Other Complicated Surgeries

Gastrointestinal, Pancreatic, Hepatobiliary Surgery

Research shows that major complications and mortality risks are lower are lower when performed by Surgeons who carry out a high volume of complicated gastrointestinal, pancreatic and hepatobiliary surgeries like minimally invasive and open liver resections or Whipple procedures for pancreatic cysts and tumors.

That's why choosing the correct surgeon for surgery could be the most important decision you ever make. Each year, the team of surgeons lead by Dr. Sanjoy Mandal, performs thousands of surgical procedures involving the esophagus, stomach, duodenum, liver, gallbladder, bile ducts, pancreas and intestine. Our gastrointestinal, pancreatic and hepatobiliary surgeons work closely with other divisions of Gastroenterology, Diagnostic and Interventional Radiology and Nuclear Medicine to provide a team approach designed to meet each patient's individual needs.

Key Highlights

  • Innovative surgical approaches for benign and malignant esophageal disease.
  • Minimally-invasive laparoscopic approaches for gastric, pancreatic and liver resection when appropriate.
  • Integrative therapy including surgical resection, radiofrequency ablation, radioembolization, chemoembolization, and cryotherapy for liver tumors.

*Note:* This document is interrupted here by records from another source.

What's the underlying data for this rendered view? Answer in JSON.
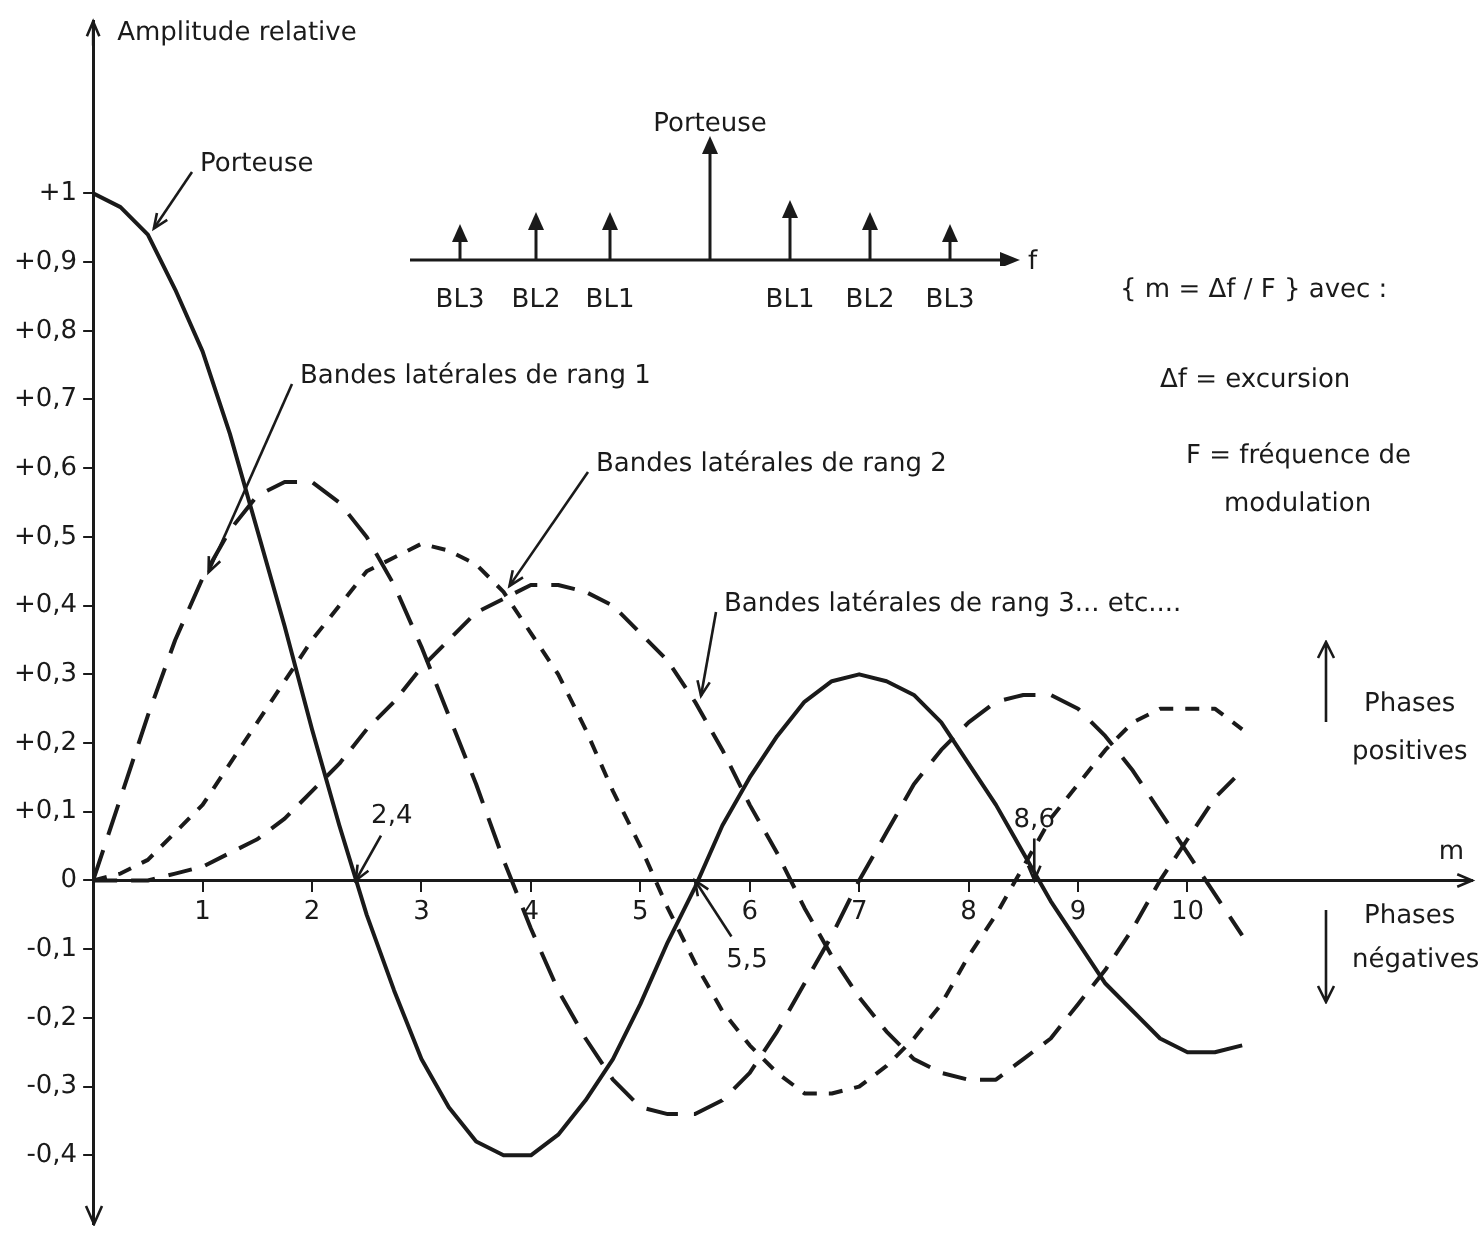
{
  "chart_data": {
    "type": "line",
    "ylabel": "Amplitude relative",
    "xlabel": "m",
    "x": [
      0,
      0.25,
      0.5,
      0.75,
      1,
      1.25,
      1.5,
      1.75,
      2,
      2.25,
      2.5,
      2.75,
      3,
      3.25,
      3.5,
      3.75,
      4,
      4.25,
      4.5,
      4.75,
      5,
      5.25,
      5.5,
      5.75,
      6,
      6.25,
      6.5,
      6.75,
      7,
      7.25,
      7.5,
      7.75,
      8,
      8.25,
      8.5,
      8.75,
      9,
      9.25,
      9.5,
      9.75,
      10,
      10.25,
      10.5
    ],
    "series": [
      {
        "name": "Porteuse",
        "color": "#1a1a1a",
        "line_style": "solid",
        "values": [
          1,
          0.98,
          0.94,
          0.86,
          0.77,
          0.65,
          0.51,
          0.37,
          0.22,
          0.08,
          -0.05,
          -0.16,
          -0.26,
          -0.33,
          -0.38,
          -0.4,
          -0.4,
          -0.37,
          -0.32,
          -0.26,
          -0.18,
          -0.09,
          -0.01,
          0.08,
          0.15,
          0.21,
          0.26,
          0.29,
          0.3,
          0.29,
          0.27,
          0.23,
          0.17,
          0.11,
          0.04,
          -0.03,
          -0.09,
          -0.15,
          -0.19,
          -0.23,
          -0.25,
          -0.25,
          -0.24
        ]
      },
      {
        "name": "Bandes latérales de rang 1",
        "color": "#1a1a1a",
        "line_style": "dashed",
        "values": [
          0,
          0.12,
          0.24,
          0.35,
          0.44,
          0.51,
          0.56,
          0.58,
          0.58,
          0.55,
          0.5,
          0.43,
          0.34,
          0.24,
          0.14,
          0.03,
          -0.07,
          -0.16,
          -0.23,
          -0.29,
          -0.33,
          -0.34,
          -0.34,
          -0.32,
          -0.28,
          -0.22,
          -0.15,
          -0.08,
          0.0,
          0.07,
          0.14,
          0.19,
          0.23,
          0.26,
          0.27,
          0.27,
          0.25,
          0.21,
          0.16,
          0.1,
          0.04,
          -0.02,
          -0.08
        ]
      },
      {
        "name": "Bandes latérales de rang 2",
        "color": "#1a1a1a",
        "line_style": "dashed",
        "values": [
          0,
          0.01,
          0.03,
          0.07,
          0.11,
          0.17,
          0.23,
          0.29,
          0.35,
          0.4,
          0.45,
          0.47,
          0.49,
          0.48,
          0.46,
          0.42,
          0.36,
          0.3,
          0.22,
          0.13,
          0.05,
          -0.04,
          -0.12,
          -0.19,
          -0.24,
          -0.28,
          -0.31,
          -0.31,
          -0.3,
          -0.27,
          -0.23,
          -0.18,
          -0.11,
          -0.05,
          0.02,
          0.09,
          0.14,
          0.19,
          0.23,
          0.25,
          0.25,
          0.25,
          0.22
        ]
      },
      {
        "name": "Bandes latérales de rang 3... etc....",
        "color": "#1a1a1a",
        "line_style": "dashed",
        "values": [
          0,
          0.0,
          0.0,
          0.01,
          0.02,
          0.04,
          0.06,
          0.09,
          0.13,
          0.17,
          0.22,
          0.26,
          0.31,
          0.35,
          0.39,
          0.41,
          0.43,
          0.43,
          0.42,
          0.4,
          0.36,
          0.32,
          0.26,
          0.19,
          0.11,
          0.04,
          -0.04,
          -0.11,
          -0.17,
          -0.22,
          -0.26,
          -0.28,
          -0.29,
          -0.29,
          -0.26,
          -0.23,
          -0.18,
          -0.13,
          -0.07,
          0.0,
          0.06,
          0.12,
          0.16
        ]
      }
    ],
    "xlim": [
      0,
      12.6
    ],
    "xticks": [
      1,
      2,
      3,
      4,
      5,
      6,
      7,
      8,
      9,
      10
    ],
    "ylim": [
      -0.5,
      1.25
    ],
    "yticks": [
      {
        "value": -0.4,
        "label": "-0,4"
      },
      {
        "value": -0.3,
        "label": "-0,3"
      },
      {
        "value": -0.2,
        "label": "-0,2"
      },
      {
        "value": -0.1,
        "label": "-0,1"
      },
      {
        "value": 0,
        "label": "0"
      },
      {
        "value": 0.1,
        "label": "+0,1"
      },
      {
        "value": 0.2,
        "label": "+0,2"
      },
      {
        "value": 0.3,
        "label": "+0,3"
      },
      {
        "value": 0.4,
        "label": "+0,4"
      },
      {
        "value": 0.5,
        "label": "+0,5"
      },
      {
        "value": 0.6,
        "label": "+0,6"
      },
      {
        "value": 0.7,
        "label": "+0,7"
      },
      {
        "value": 0.8,
        "label": "+0,8"
      },
      {
        "value": 0.9,
        "label": "+0,9"
      },
      {
        "value": 1,
        "label": "+1"
      }
    ],
    "grid": false,
    "legend": false,
    "marker": "none",
    "annotations": [
      "Porteuse",
      "BL3",
      "BL2",
      "BL1",
      "BL1",
      "BL2",
      "BL3",
      "f",
      "{ m = Δf / F } avec :",
      "Δf = excursion",
      "F = fréquence de",
      "modulation",
      "Phases",
      "positives",
      "Phases",
      "négatives",
      {
        "text": "2,4",
        "x": 2.4,
        "y": 0
      },
      {
        "text": "5,5",
        "x": 5.5,
        "y": 0
      },
      {
        "text": "8,6",
        "x": 8.6,
        "y": 0
      }
    ]
  }
}
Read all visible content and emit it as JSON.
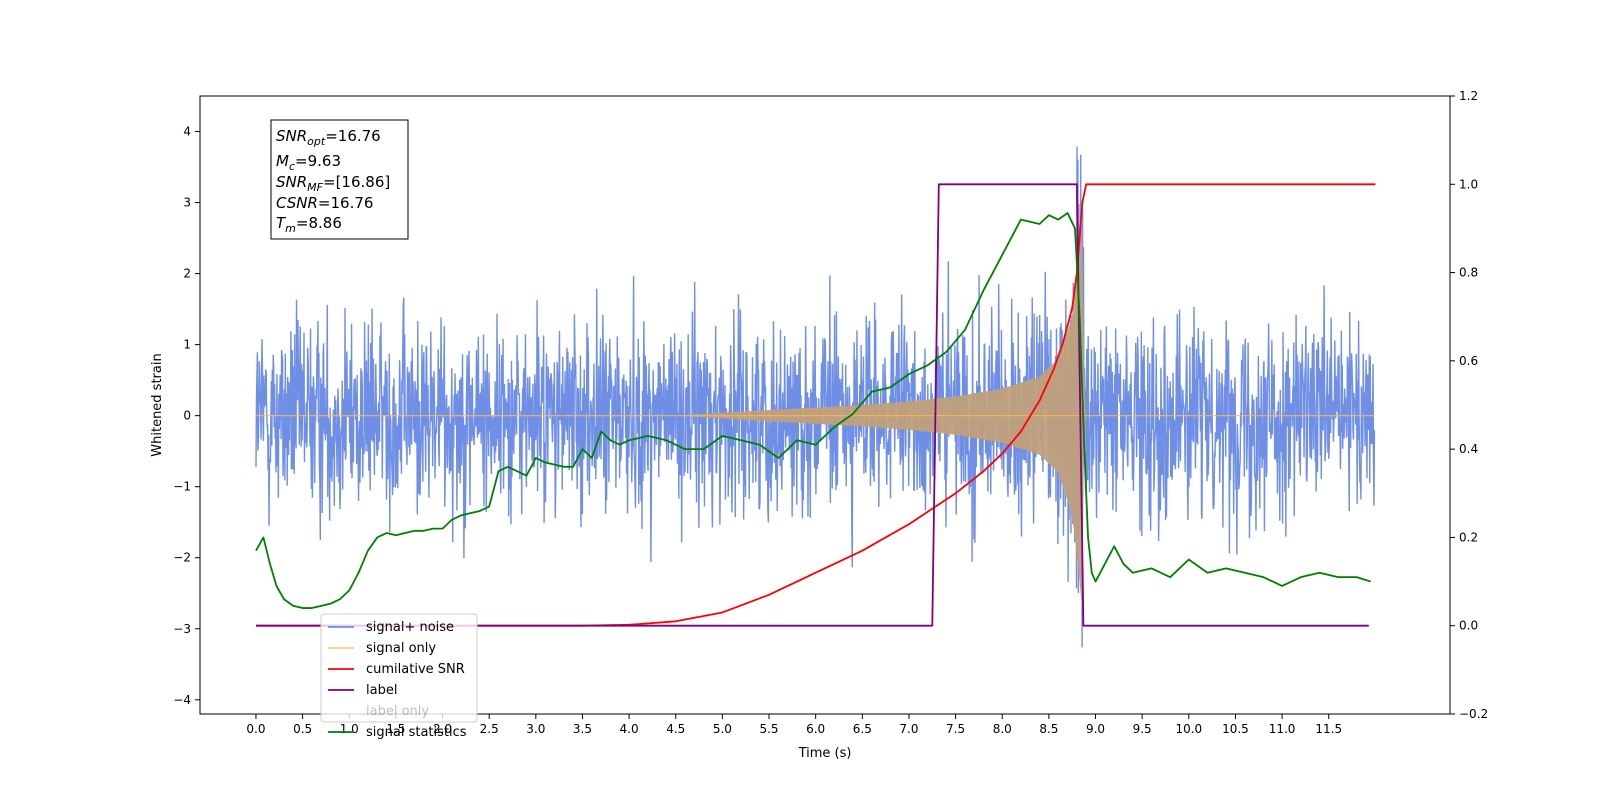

  • Shunt Surgery: Proximal spleenorenal shunt (PSRS) also called lienorenal shunt (LR Shunt): in this procedure the spleen is removed and communication is created between the spleenic vein and renal vein. This leads to decrease in pressure in the portal vein and hence stops the bleeding.
  • Spleenectomy and Devascularization: In this procedure the spleen is removed and the veins along the stomach and esophagus is meticulously tied. This ultimately prevents the bleeding.
  • Corrosive injury of the esophagus: These are patients who present with dysphagia or inability to swallow following acid or alkali ingeation. Here the obstructed esophagus is bypassed with a long segment of colon (large bowel). Some of these patients may require a temporary tracheostomy (tube in the wind pipe) and long term swallowing therapy.
  • Chronic pancreatitis: Frey's procedure which involves removing part of the head of the pancreas and bypassing the rest. In some other cases a Whipple's operation maybe required.
  • Ulcerative colitis: Surgery for ulcerative colitis is performed only for those patients who are not responding to medical treatment. This involves removal of whole of the colon and rectum, making a pouch of the small intestine and attaching it to the anal canal so as to restore the bowel continuity. These patients may require a temporary stoma. This is usually done in 2 or 3 stages.
  • Crohn's disease: Most patient of crohn's disease do not require surgery. But some who have recurrent bouts of obstruction, bleeding, perforation or have a persisting doubt in diagnosis will require surgery.
  • Post cholecystectomy problems: cholecystectomy is a very simple and common procedure. Most patients do not have complications but a very few can have complications which can life threatening. Inspite of the best possible care and precautions such complications can happen and that too in the best possible hands. Management of such problems is difficult. All the more most such patients are young and in the prime of their life. Intervention that is required in these cases range from endoscopy and stenting (ERCP) to major surgery. Surgery can be just drainage of bile or definite repair of bile duct stricture (Roux-en-Y hepaticojejunostomy).
  • Complex and High Anal fistulas: Fistulectomy with mucosal flap advancement, seton drainage, anal plug placement and VAAFT (Video assisted anal fistula treatment).